Friday, 26 September 2014

HOW? I Prepare My Tuition Materials

HOW? I Prepare My Tuition Materials

 As a pre-school Chinese tuition teacher, I mainly source for teaching materials in library, at the 'Chinese Collection'. 

Why buy books when you can actually borrow them? #putonthinkingcaps

Below are some books I borrowed and taught my tuition kid:



A few key-points I take note when I am looking for my tuition materials:

1. Is there 华宇拼音 Hua Yu Ping Yin above/below the words? 
This is because I need my kid to recognize the words along with the Hua Yu Ping Yin. It creates connection to what they are reading and slowly building up their vocabulary into their memory on how each word sounds like. 

2. Are the words readable? 
You can be surprised how publisher can positioned words in messy places until I have difficulty reading it, imagine what more my tuition kid can read under such condition? It will be an eyesore and makes the reading segment real boring. 

3. Is the story content appropriate for learning?
I discovered some books that were not suitable for kids to learn because of its wrong portray of facts and wrong values shown in the book. Examples such as teaching children to eat watermelon skins (rather than the fruit) and killing one another in anger. Hence filtering books is an essential step I need to take before I checked them out of the library. 

- It needs to have attractive content that draws interest for his own age. 
- Cultivate the good values in a child.
- Prompt the child to put themselves in the character's shoes and relate their personal life to the experiences of the characters
- Put on their thinking caps. Could there be other possible solutions to these problems surfaced? 





 


 I like to look out for pop-up storybooks. 
Personally, I think it is very interactive and kids love it. because it surprises them. In addition,  it can create a sense of  'What's gonna happen?' where I can prompt them to think before allowing them to open the pop-up. 


 I love it when there are questions already prepared at the last page of the book. It is a bonus point because this way, I can further encourage my kid to think. 

He does not need to write his answers out, because to me, saying it out is good enough. 

Creating in him a desire to read, to comprehend, to answer back, and then becoming a discipline to ponder deeper and making it a delight in a long run before Primary School starts. 
 My kid is a foreigner hence I need to translate quickly from Chinese to English to make sure that he understands. A tough role to play but it trains my ability to immediately translate. 

For books that require deeper thinking skills, I will write down possible translation on a paper. Branch out to various ideas I have, then add on during tuition time. 
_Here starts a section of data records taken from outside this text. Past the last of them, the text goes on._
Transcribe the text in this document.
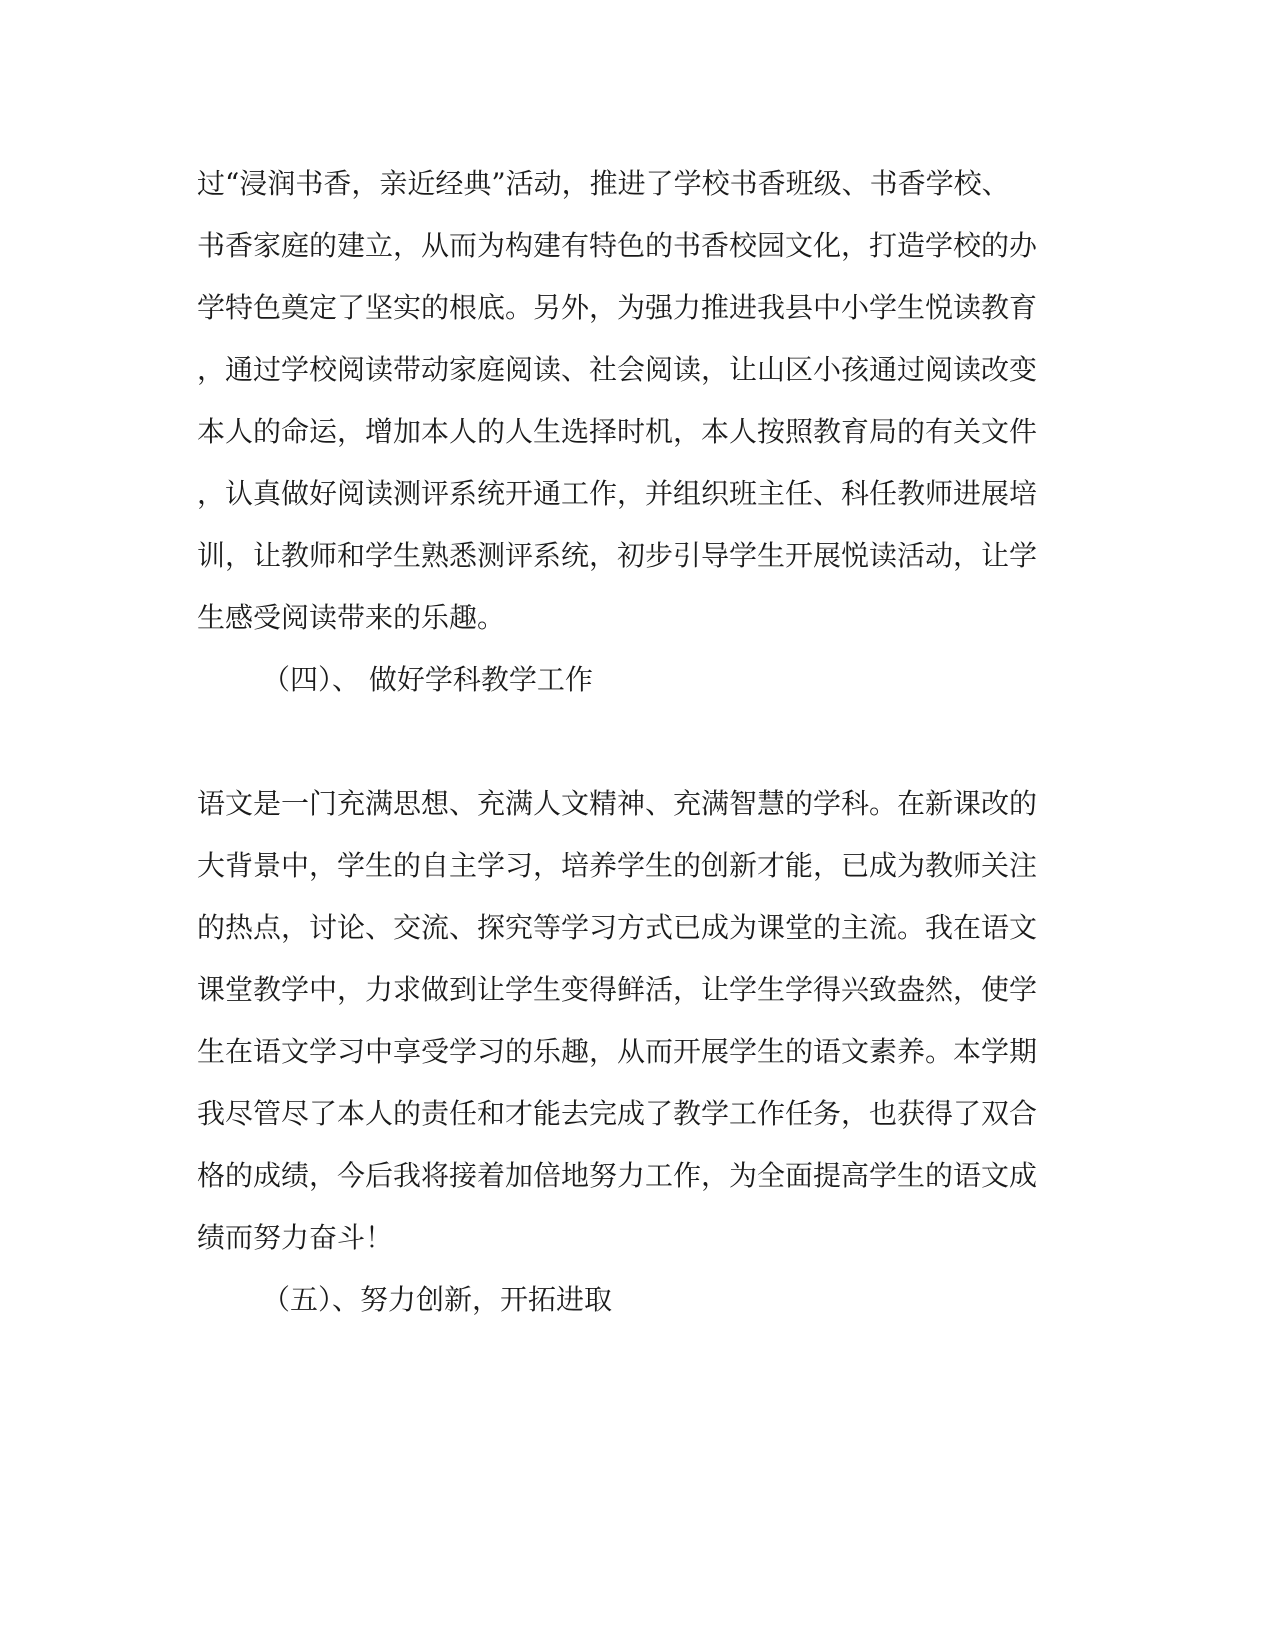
过“浸润书香，亲近经典”活动，推进了学校书香班级、书香学校、
书香家庭的建立，从而为构建有特色的书香校园文化，打造学校的办
学特色奠定了坚实的根底。另外，为强力推进我县中小学生悦读教育
，通过学校阅读带动家庭阅读、社会阅读，让山区小孩通过阅读改变
本人的命运，增加本人的人生选择时机，本人按照教育局的有关文件
，认真做好阅读测评系统开通工作，并组织班主任、科任教师进展培
训，让教师和学生熟悉测评系统，初步引导学生开展悦读活动，让学
生感受阅读带来的乐趣。
（四）、 做好学科教学工作
语文是一门充满思想、充满人文精神、充满智慧的学科。在新课改的
大背景中，学生的自主学习，培养学生的创新才能，已成为教师关注
的热点，讨论、交流、探究等学习方式已成为课堂的主流。我在语文
课堂教学中，力求做到让学生变得鲜活，让学生学得兴致盎然，使学
生在语文学习中享受学习的乐趣，从而开展学生的语文素养。本学期
我尽管尽了本人的责任和才能去完成了教学工作任务，也获得了双合
格的成绩，今后我将接着加倍地努力工作，为全面提高学生的语文成
绩而努力奋斗！
（五）、努力创新，开拓进取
Being over-prepared can be a disadvantage where you might forget what you've written and how to relate it back. Hence, I seldom prepare notes like above. I just go by the flow. Nevertheless, preparation is good too as you know you are well-prepared. 

 




 I surprised my kid with a car-like sharpener and a star pencil to encourage him to do well in learning and stay focus, and be like a star! 



 It takes a lot of effort to teach, but the satisfaction after teaching is one of a kind. 

I am reminded of Psalms 1:3 and it says "He shall be like a tree, planted by the rivers of water, that brings forth its fruit in its season, whose leaf also shall not wither and whatever he does shall prosper."

I am reminded to do things unto God and not unto man, being faithful in the little things and cherishing what I have. Building and empowering the lives. Who knows someone is looking up to you as their role model? 


 I walk past this wall almost every week. I felt a revelation that everyone has an invisible wall built around their hearts/mind/body. It can be good or bad depending on how you see it.